Equal Opportunities Commission


E-news Issue 220


EOC gives legal assistance in pregnancy and family status discrimination case

On 23 October 2019, the EOC issued legal proceedings under the Sex Discrimination Ordinance (SDO) and the Family Status Discrimination Ordinance (FSDO) in the District Court, on behalf of a woman (the Claimant) who previously worked for a company (the Respondent) as a cashier.

The Claimant claimed that the Respondent discriminated against her on the ground of her pregnancy by not paying her an annual bonus after being informed of her pregnancy. Further, the Claimant was dismissed by the Respondent on the ground of her pregnancy and/or her family status (i.e. her responsibility of taking care of her two sons who were about one-year old and a newborn respectively).

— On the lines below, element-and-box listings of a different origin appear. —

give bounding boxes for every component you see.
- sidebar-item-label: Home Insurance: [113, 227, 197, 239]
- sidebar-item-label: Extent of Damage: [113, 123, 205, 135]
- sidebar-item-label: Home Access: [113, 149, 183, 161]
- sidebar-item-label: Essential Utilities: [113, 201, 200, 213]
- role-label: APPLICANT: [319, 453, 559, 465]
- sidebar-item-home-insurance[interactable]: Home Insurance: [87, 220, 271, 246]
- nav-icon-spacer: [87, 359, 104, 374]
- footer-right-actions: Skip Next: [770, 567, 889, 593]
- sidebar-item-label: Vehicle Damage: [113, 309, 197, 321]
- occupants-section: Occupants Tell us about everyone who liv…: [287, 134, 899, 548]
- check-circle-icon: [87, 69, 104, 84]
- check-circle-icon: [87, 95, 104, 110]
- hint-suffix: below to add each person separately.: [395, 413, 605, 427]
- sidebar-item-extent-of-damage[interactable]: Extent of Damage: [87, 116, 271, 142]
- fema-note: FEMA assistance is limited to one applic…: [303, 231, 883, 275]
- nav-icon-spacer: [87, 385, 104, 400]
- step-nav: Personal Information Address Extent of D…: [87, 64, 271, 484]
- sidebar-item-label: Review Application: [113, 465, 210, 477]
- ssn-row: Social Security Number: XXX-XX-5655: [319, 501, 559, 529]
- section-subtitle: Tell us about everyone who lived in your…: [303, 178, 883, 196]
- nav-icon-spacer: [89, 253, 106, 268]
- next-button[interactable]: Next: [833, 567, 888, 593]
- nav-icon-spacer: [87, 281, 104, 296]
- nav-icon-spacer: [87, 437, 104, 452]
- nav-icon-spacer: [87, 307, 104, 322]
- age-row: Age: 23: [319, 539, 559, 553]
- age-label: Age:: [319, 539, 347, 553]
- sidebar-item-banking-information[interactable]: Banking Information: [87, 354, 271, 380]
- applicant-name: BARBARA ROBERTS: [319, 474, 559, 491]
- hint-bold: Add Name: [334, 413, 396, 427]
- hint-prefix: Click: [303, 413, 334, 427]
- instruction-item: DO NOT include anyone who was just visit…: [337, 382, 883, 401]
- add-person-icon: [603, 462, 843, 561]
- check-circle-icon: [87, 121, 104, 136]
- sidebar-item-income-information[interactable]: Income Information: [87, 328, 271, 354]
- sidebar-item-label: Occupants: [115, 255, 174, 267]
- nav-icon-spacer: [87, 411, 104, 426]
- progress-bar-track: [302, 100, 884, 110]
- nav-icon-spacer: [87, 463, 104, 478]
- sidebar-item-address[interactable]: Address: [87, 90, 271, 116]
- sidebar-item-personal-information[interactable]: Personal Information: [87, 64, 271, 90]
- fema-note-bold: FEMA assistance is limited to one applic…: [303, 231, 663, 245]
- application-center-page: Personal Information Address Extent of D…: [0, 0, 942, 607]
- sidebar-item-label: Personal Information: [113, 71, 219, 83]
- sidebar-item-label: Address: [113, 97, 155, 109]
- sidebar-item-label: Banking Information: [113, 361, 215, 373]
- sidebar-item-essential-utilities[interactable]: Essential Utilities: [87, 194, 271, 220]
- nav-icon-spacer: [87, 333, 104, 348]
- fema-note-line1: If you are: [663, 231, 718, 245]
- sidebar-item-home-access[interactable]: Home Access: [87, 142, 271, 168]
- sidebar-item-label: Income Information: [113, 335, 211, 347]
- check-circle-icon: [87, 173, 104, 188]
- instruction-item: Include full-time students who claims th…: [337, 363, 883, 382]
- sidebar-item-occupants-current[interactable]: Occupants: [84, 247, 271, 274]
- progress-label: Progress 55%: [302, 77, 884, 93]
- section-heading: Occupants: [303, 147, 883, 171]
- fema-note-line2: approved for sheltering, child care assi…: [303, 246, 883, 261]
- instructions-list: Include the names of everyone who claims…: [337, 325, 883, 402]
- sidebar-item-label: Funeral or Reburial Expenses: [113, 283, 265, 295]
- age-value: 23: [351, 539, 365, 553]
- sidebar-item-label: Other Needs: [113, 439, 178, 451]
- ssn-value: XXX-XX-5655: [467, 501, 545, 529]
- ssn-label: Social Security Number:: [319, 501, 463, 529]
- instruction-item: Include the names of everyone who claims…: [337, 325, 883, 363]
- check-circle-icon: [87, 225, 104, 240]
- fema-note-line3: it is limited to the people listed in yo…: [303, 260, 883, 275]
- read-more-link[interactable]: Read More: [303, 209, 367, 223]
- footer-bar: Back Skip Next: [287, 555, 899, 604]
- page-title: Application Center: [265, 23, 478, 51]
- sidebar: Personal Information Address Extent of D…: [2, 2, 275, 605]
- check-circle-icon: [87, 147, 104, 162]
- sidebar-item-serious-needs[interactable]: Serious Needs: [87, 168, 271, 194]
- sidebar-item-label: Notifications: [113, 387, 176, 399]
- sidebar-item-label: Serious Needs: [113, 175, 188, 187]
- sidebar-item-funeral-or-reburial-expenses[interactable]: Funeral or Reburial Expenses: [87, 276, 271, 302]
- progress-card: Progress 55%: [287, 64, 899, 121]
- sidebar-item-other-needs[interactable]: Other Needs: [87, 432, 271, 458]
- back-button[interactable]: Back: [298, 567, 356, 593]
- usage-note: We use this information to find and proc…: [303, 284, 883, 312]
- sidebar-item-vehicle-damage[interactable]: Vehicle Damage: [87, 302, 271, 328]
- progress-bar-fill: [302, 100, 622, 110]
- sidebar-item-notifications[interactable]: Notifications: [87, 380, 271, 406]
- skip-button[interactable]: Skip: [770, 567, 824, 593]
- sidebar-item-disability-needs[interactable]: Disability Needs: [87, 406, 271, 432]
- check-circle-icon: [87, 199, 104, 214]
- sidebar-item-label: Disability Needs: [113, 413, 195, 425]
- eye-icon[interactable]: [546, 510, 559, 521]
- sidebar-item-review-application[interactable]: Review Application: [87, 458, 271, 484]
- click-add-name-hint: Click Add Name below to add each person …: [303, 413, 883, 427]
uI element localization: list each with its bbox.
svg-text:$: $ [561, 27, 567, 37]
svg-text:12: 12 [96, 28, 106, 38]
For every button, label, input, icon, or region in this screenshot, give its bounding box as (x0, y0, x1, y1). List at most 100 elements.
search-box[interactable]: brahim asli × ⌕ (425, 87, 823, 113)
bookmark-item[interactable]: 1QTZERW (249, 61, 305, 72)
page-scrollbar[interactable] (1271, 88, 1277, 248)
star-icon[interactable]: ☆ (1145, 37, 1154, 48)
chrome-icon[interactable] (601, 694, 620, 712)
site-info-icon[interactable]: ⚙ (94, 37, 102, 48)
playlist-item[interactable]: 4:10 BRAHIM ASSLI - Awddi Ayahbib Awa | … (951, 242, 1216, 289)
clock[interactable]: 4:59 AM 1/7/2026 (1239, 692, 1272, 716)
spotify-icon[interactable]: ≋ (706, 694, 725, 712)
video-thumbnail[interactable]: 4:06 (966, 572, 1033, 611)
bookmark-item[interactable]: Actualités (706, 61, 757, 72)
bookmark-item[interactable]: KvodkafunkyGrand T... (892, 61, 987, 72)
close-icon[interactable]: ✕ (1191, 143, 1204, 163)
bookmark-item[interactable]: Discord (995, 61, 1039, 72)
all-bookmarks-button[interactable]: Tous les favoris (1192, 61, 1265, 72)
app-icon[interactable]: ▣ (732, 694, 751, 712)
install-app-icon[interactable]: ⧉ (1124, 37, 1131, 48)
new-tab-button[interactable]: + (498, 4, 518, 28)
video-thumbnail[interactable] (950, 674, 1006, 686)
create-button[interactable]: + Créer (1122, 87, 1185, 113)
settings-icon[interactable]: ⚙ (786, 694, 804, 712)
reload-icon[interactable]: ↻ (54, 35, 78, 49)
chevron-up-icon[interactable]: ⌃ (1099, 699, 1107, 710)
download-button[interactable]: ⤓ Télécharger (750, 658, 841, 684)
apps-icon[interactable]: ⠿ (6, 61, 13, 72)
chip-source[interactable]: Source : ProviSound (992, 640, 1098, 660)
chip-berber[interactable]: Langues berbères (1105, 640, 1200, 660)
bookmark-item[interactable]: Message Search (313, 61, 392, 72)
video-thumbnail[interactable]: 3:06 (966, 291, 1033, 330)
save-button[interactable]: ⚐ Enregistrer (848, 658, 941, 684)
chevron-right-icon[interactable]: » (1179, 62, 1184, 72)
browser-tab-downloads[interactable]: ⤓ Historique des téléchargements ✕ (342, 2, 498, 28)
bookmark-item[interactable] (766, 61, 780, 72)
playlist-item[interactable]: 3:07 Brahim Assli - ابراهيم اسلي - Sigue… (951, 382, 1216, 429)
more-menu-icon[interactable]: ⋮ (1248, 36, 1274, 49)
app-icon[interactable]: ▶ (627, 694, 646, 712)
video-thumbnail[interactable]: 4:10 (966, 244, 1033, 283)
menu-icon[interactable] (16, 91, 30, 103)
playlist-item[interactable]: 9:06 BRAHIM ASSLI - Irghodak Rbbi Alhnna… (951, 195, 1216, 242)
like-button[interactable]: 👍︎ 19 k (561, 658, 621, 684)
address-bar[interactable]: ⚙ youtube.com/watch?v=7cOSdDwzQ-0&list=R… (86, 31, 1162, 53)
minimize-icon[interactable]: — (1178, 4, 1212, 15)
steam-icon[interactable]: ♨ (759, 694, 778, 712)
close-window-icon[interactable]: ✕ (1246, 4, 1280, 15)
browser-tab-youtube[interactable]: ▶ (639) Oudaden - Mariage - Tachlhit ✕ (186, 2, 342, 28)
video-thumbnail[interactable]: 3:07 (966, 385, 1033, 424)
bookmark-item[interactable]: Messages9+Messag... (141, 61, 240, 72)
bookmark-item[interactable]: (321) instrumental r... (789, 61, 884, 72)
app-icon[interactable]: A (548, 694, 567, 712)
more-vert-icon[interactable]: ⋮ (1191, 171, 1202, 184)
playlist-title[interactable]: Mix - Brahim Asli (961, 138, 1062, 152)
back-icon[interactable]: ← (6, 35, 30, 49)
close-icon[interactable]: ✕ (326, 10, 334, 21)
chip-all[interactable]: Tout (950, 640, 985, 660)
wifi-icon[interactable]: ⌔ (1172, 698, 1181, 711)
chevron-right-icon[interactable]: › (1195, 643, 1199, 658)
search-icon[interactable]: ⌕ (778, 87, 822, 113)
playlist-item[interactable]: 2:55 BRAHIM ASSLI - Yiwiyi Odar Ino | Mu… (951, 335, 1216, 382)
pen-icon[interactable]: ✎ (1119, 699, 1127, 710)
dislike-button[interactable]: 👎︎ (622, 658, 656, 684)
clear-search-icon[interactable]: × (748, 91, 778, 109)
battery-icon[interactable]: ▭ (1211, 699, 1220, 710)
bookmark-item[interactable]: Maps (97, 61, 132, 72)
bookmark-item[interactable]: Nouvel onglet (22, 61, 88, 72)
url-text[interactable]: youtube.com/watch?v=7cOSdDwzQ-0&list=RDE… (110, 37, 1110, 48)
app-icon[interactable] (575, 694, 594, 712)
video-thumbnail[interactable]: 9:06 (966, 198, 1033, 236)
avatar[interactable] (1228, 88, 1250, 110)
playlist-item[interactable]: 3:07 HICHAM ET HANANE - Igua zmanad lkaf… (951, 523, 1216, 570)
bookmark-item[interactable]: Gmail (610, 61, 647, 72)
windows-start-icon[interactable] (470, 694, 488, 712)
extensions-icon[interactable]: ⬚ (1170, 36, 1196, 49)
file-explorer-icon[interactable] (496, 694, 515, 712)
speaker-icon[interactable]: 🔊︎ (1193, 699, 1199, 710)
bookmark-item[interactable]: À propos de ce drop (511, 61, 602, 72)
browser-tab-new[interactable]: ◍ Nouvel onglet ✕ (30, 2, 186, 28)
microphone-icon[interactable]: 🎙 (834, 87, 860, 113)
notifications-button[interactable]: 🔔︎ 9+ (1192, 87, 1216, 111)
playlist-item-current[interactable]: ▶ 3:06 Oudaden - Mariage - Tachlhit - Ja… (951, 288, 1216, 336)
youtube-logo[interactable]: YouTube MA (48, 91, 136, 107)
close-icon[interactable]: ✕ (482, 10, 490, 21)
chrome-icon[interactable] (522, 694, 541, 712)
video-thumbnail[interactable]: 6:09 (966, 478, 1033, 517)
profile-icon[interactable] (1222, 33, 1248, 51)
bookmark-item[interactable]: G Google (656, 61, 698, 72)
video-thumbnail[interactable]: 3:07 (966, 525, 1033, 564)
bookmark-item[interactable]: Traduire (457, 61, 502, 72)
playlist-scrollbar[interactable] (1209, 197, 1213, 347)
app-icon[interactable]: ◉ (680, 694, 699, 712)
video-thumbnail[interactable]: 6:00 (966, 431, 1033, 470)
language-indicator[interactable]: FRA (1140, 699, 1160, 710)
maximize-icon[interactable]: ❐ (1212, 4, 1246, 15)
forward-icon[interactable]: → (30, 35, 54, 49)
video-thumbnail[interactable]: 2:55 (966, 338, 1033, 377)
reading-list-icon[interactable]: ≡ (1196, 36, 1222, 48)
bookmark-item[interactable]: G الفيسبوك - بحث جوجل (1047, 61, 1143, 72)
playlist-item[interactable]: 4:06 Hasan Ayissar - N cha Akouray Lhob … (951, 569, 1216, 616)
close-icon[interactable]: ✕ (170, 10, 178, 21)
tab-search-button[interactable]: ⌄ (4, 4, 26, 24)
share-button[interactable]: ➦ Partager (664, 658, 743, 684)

Pregnancy discrimination means treating a woman less favourably because of her pregnancy. The SDO protects women from pregnancy discrimination in areas such as employment and the provision of goods, services or facilities. Under the SDO, it is unlawful for an employer to subject a woman to a disadvantage or dismiss her on the ground of her pregnancy.

Under the FSDO, it is unlawful to discriminate a person on the ground of family status, which refers to the status of being responsible for the care of an immediate family member. An immediate family member, in relation to a person, means someone who is related to the person concerned by blood, marriage, adoption or affinity. The areas of activities covered by the FSDO are the same as those under the SDO.

By taking the case to court, the EOC hopes to raise public awareness of the rights of pregnant workers, and to remind employers that it is unlawful to discriminate against employees because of their pregnancy and/or family status.